Objective The purpose of this research is to propose a cross-modal image geo-localization method based on GCI-CycleGAN style translation for vision-based autonomous visual geo-localization technology in aircraft. The technology is essential for navigation, guidance, situational awareness, and autonomous decision-making. However, existing cross-modal geo-localization tasks have issues such as significant modal differences, complex matching, and poor localization robustness. Therefore, real-time infrared images and visible images with known geo-location information are acquired with the proposed method, and a GCI-CycleGAN model is trained to convert visible images into infrared images using generative adversarial network image style translation. The generated infrared images are matched with real-time infrared images using various matching algorithms, and the position of the real-time infrared image center point in the generated image is obtained through perspective transformation. The positioning point is then mapped to the corresponding visible image to obtain the final geo-localization results. The research is crucial as it provides a solution to the challenges faced by existing cross-modal geo-localization tasks, improving the quality and robustness of geo-localization outcomes. A higher matching success rate and a more accurate average geo-localization error are achieved with the GCI-CycleGAN and DFM intelligent matching algorithms. The proposed method has significant practical implications for vision-based autonomous visual geo-localization technology in aircraft, which plays a crucial role in navigation and guidance, situational awareness, and autonomous decision-making.

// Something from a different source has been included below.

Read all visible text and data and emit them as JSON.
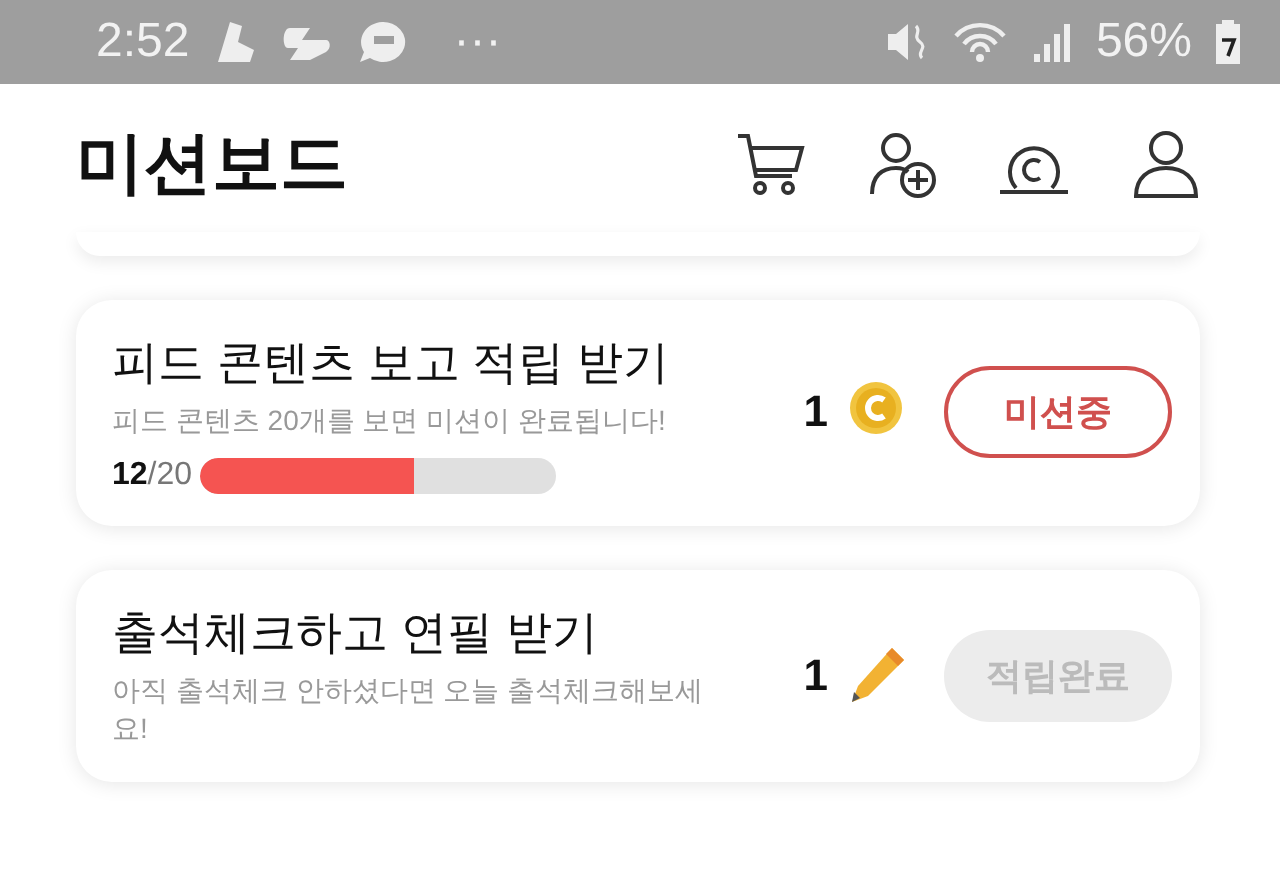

Methods The research describes a proposed method for cross-modal image geo-localization based on GCI-CycleGAN style translation (Fig.1). First, the real-time infrared and visible light images of the drone's direct down view aerial photography are obtained (Fig.10). The GCI-CycleGAN model structure (Fig.3) and the generated confrontation loss function were designed and trained on the RGB-NIR scene dataset (Fig.5). The trained GCI-CycleGAN model is utilized to perform style transfer on visible light images, resulting in more realistic pseudo infrared images (Fig.8). Using various matching algorithms, including SIFT, SURF, ORB, LoFTR (Fig.6), and DFM (Fig.7), the generated pseudo infrared image is matched with the real-time infrared image to obtain the feature point matching relationship (Fig.9). The homography transformation matrix is determined based on the matching relationship of feature points. Based on the homography transformation matrix, perspective transformation is performed on the center point of the real-time infrared image to determine the pixel points corresponding to the center point in the pseudo infrared image. Then the pixel points corresponding to the center point in the pseudo infrared image are mapped to the visible light image, and the mapping points in the visible light image are determined (Fig.11). Finally, based on the geographic location information corresponding to the mapping points in the visible light image, the geographic positioning results of the drone are obtained (Fig.12).
Results and Discussions The experiment results demonstrate that compared to CycleGAN, GCI-CycleGAN pays more attention to the expression of detailed texture features, generates infrared images without distortion, and is closer to the target infrared image in brightness and contrast, effectively improving the quality of image style translation (Tab.1). The combination of GCI-CycleGAN and DFM intelligent matching algorithm can achieve a matching success rate of up to 99.48%, 4.73% higher than the original cross-modal matching result, and the average geo-localization error is only 1.37 pixel, achieving more accurate and robust geo-localization outcome.
Conclusions This article studies the geographic positioning problem of cross-modal image matching through style translation between infrared and visible light images captured by aircraft aerial photography. A cross-modal image intelligent matching method based on GCI-CycleGAN is proposed, which combines generative adversarial networks with matching algorithms to solve the geographic positioning problem based on visible light and infrared aerial image matching. First, a new loss function is designed to construct a GCI-CycleGAN model to transfer the style of visible images, and then LoFTR and DFM intelligent matching algorithms are used to achieve effective matching between the generated image and real-time infrared images. Finally, the matching relationship is mapped to the original cross-modal image pair to obtain the final geographical positioning result. The experimental results show that the proposed method effectively achieves cross-modal transformation of images and significantly improves the success rate of matching algorithms, demonstrating the value and significance of this geographic positioning method. In the future, how to deploy the proposed algorithm in embedded edge computing devices and balance cost, power consumption, and computing power to make the algorithm meet the effectiveness and real-time is a challenging problem in current practical engineering applications.